The goblin shark, distinguished by its bizarre snout and fleshy pink skin and often referred to as a living fossil because its lineage is thought to go back some 125 million years, is something of a biological mystery. A goblin shark has appeared only one other time in the Gulf of Mexico, in 2002.
They are sometimes caught as bycatch in deep sea fisheries. Moore’s nets extended 2,000 feet below the surface.
"The guys at NOAA said I'm probably one of only 10 people who've seen one of those alive," Moore told the Houston Chronicle. "That's my ocean out there and anything in it concerns me … I know the value of trying to preserve things.”

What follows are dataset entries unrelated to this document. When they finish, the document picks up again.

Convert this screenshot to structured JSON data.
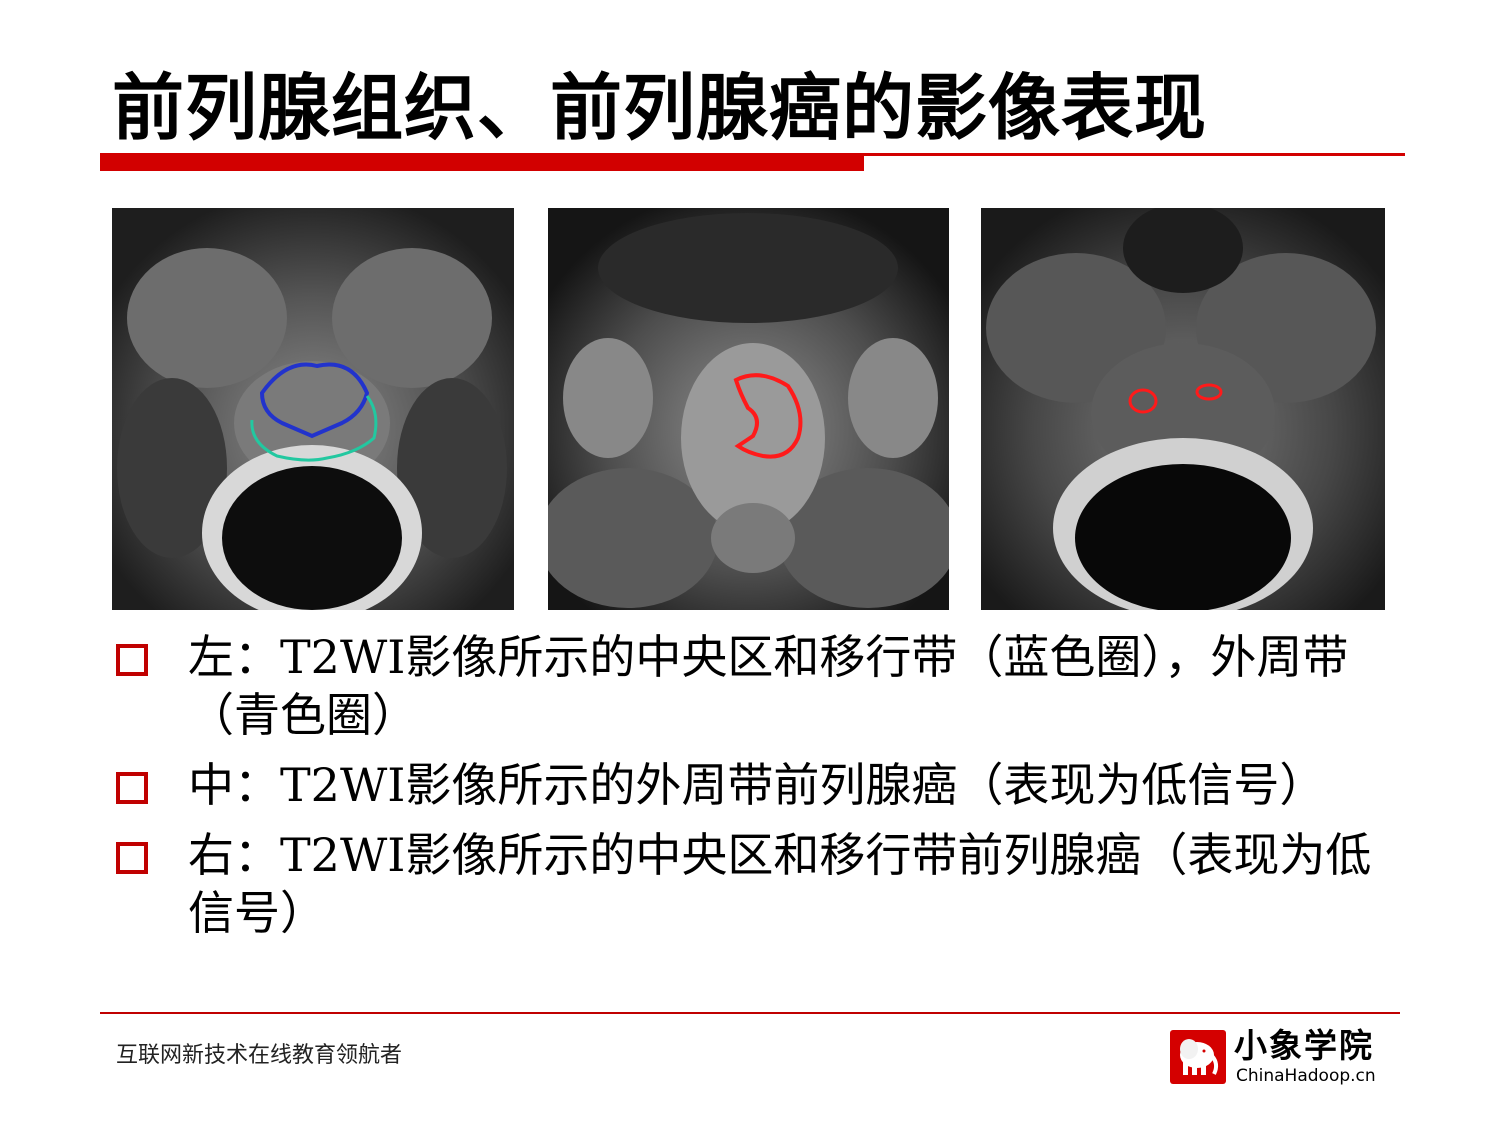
{
  "title": "前列腺组织、前列腺癌的影像表现",
  "colors": {
    "accent": "#c00000",
    "rule": "#d20000",
    "blue_contour": "#2233cc",
    "cyan_contour": "#22c8a0",
    "red_contour": "#ff1a1a"
  },
  "images": [
    {
      "name": "mri-left",
      "icon": "mri-scan-image"
    },
    {
      "name": "mri-center",
      "icon": "mri-scan-image"
    },
    {
      "name": "mri-right",
      "icon": "mri-scan-image"
    }
  ],
  "bullets": [
    {
      "text": "左：T2WI影像所示的中央区和移行带（蓝色圈），外周带（青色圈）"
    },
    {
      "text": "中：T2WI影像所示的外周带前列腺癌（表现为低信号）"
    },
    {
      "text": "右：T2WI影像所示的中央区和移行带前列腺癌（表现为低信号）"
    }
  ],
  "footer": {
    "tagline": "互联网新技术在线教育领航者",
    "logo_name": "小象学院",
    "logo_site": "ChinaHadoop.cn",
    "logo_icon": "elephant-icon"
  }
}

Marine biologist David Shiffman, who blogs about shark conservation, posted photos of the creature to Twitter:
— David Shiffman (@WhySharksMatter) May 3, 2014
And it's definitely really big. pic.twitter.com/BZjx8431Rp
— David Shiffman (@WhySharksMatter) May 1, 2014
Goblin sharks were discovered in the late 19th century, but remained an enigma to scientists until more recently. They are normally spotted near Japan, in the Indian Ocean or around South Africa, according to the Houston Chronicle, but are thought to inhabit oceans throughout the world at depths greater than 330 feet.
Scientists believe the shark’s pink skin renders the animal nearly invisible in deep waters because the color appears black in low lighting – an ideal disguise for catching its prey off guard.
The goblin shark has a flabby body and small fins, which suggest it can’t move very fast in the wild. Its snout is peppered with tiny sensors that detect small electrical currents emitted from living things. The shark uses this feature like a metal detector to scour the ocean floor for its prey: small fish, cephalopods and crustaceans. According to Discovery, it can sense charges as little as one-ten-millionth of a volt.
When it feeds, the goblin shark extends its jaw forward, quickly snatching its prey and pulling it towards it.